In the finished cake, the flavor was very rich and sweet. It really needs the cream cheese frosting to temper that sweetness. The maple syrup and brown sugar give the cake a caramelly flavor that goes really well with the walnuts. The cake reminded me of carrot cake without the carrots. I really liked using the maple syrup as a sweetener and want to experiement with it.

Triple-Decker Boston Cream Pie

Currently baking out of Sky High, Irresistible Triple-Layer Cakes by Alisa Huntsman and Peter Wynne

Bryan had never heard of a Boston Cream Pie, and he was pretty excited at the thought of getting a pie for dessert. You can imagine his surprise when I started putting it together. I think he was kind of disappointed.

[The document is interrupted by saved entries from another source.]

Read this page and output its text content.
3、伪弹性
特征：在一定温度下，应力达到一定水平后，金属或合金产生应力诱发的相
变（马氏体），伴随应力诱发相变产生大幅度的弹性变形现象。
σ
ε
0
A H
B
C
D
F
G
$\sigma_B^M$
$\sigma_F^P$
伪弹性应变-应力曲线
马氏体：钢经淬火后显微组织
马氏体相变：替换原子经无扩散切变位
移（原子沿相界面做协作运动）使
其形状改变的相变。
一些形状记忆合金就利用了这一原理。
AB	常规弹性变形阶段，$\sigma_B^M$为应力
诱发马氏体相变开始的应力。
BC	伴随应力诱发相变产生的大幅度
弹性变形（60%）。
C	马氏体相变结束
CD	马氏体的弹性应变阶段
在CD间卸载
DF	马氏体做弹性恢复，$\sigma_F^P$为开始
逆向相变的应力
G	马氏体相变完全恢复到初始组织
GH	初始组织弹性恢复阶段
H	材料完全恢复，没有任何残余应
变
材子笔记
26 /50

A Boston Cream Pie is vanilla cake, filled with vanilla custard and covered with chocolate. I’ve heard that the dessert originated in Boston, but I don’t know why it is called a “pie” instead of a “cake.”

I was also a little disappointed in this cake. I had no problem with the vanilla custard or the chocolate glaze, but the cake itself was slightly dry. I would not have wanted to eat the cake on its own. All told, this cake was just okay. It is pretty easy to put together (no fancy filling or frosting), but I imagine there are better recipes for Boston Cream Pie out there.

Southern Coconut Cake

Currently baking out of Sky High, Irresistible Triple-Layer Cakes by Alisa Huntsman and Peter Wynne

This cake looked like a cloud and tasted heavenly. Bryan, who doesn’t much like coconut, declared it is new favorite cake. I wouldn’t go that far, as I thought the coconut flavor needed to be stronger, but it was very, very good.

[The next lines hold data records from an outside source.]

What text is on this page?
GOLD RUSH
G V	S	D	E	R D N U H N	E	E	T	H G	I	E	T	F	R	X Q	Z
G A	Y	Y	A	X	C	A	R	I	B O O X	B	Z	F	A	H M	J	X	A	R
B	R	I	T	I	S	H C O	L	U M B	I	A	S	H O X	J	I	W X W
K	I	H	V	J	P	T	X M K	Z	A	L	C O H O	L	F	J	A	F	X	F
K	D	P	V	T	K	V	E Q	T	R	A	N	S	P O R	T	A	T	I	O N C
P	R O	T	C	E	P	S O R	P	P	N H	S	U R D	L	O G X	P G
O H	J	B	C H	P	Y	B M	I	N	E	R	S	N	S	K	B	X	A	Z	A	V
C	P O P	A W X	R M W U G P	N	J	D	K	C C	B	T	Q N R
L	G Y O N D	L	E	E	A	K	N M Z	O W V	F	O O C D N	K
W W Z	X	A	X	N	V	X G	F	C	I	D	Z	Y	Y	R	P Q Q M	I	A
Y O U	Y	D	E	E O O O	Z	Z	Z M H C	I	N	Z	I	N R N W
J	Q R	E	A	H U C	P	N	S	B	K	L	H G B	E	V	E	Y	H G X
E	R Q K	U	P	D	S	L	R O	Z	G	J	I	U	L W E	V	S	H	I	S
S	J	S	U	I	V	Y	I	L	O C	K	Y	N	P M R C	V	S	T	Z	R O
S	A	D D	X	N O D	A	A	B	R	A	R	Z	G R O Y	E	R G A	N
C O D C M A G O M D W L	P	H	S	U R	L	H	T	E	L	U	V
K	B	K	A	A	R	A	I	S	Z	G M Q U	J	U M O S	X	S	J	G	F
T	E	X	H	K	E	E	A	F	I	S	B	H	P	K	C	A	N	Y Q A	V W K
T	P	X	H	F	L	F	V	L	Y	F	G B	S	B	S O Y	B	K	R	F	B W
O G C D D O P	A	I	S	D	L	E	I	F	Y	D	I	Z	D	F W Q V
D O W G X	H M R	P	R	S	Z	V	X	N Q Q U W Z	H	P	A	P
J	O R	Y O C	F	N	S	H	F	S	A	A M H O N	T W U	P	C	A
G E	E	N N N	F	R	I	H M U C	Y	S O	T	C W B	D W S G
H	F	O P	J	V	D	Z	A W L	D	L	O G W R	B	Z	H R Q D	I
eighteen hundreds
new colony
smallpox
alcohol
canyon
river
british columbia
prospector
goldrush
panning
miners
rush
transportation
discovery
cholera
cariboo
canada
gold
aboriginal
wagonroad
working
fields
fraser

The cake itself is a light, white cake that uses egg whites and a bit of milk. The surprise ingredient is unsweetened coconut milk in place of either oil or butter. The coconut milk keeps the cake very moist while lending a very subtle coconut flavor. This is where I really would have liked to taste more of the coconut. Perhaps a little coconut extract?

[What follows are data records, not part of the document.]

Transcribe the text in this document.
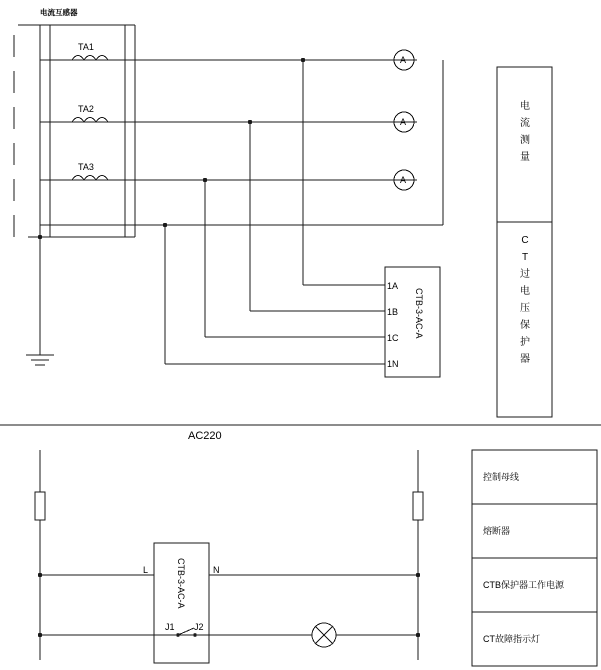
电流互感器
TA1
TA2
TA3
A
A
A
1A
1B
1C
1N
CTB-3-AC-A
电
流
测
量
C
T
过
电
压
保
护
器
AC220
L	N
J1 J2
CTB-3-AC-A
控制母线
熔断器
CTB保护器工作电源
CT故障指示灯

The frosting and filling is a cream cheese buttercream. Cream cheese buttercream is the Bigfoot of the baking world. I’ve heard of this mysterious substance, people have taken pictures of it, but I’ve never actually found a recipe for it, until now. It’s pretty simple. Butter and cream cheese are mixed together and then added to a meringue made of egg whites and hot sugar. Unlike a standard buttercream, this frosting is more than just sweet. The cream cheese gives it a depth of flavor that beats regular buttercream hands down. The only downside is that the cream cheese buttercream doesn’t get nearly as hard as a regular buttercream. So what it lacks in structure, it more than makes up in flavor.

Once you have the cake filled and frosted, it is covered with sweetened, flaked coconut.

All the components really work together in this cake. The cake itself is moist and tender. The cream cheese buttercream sets off the coconut and helps keep the cake moist. This isn’t the easiest cake to make (boiling sugar for the buttercream), but the end result is worth the work.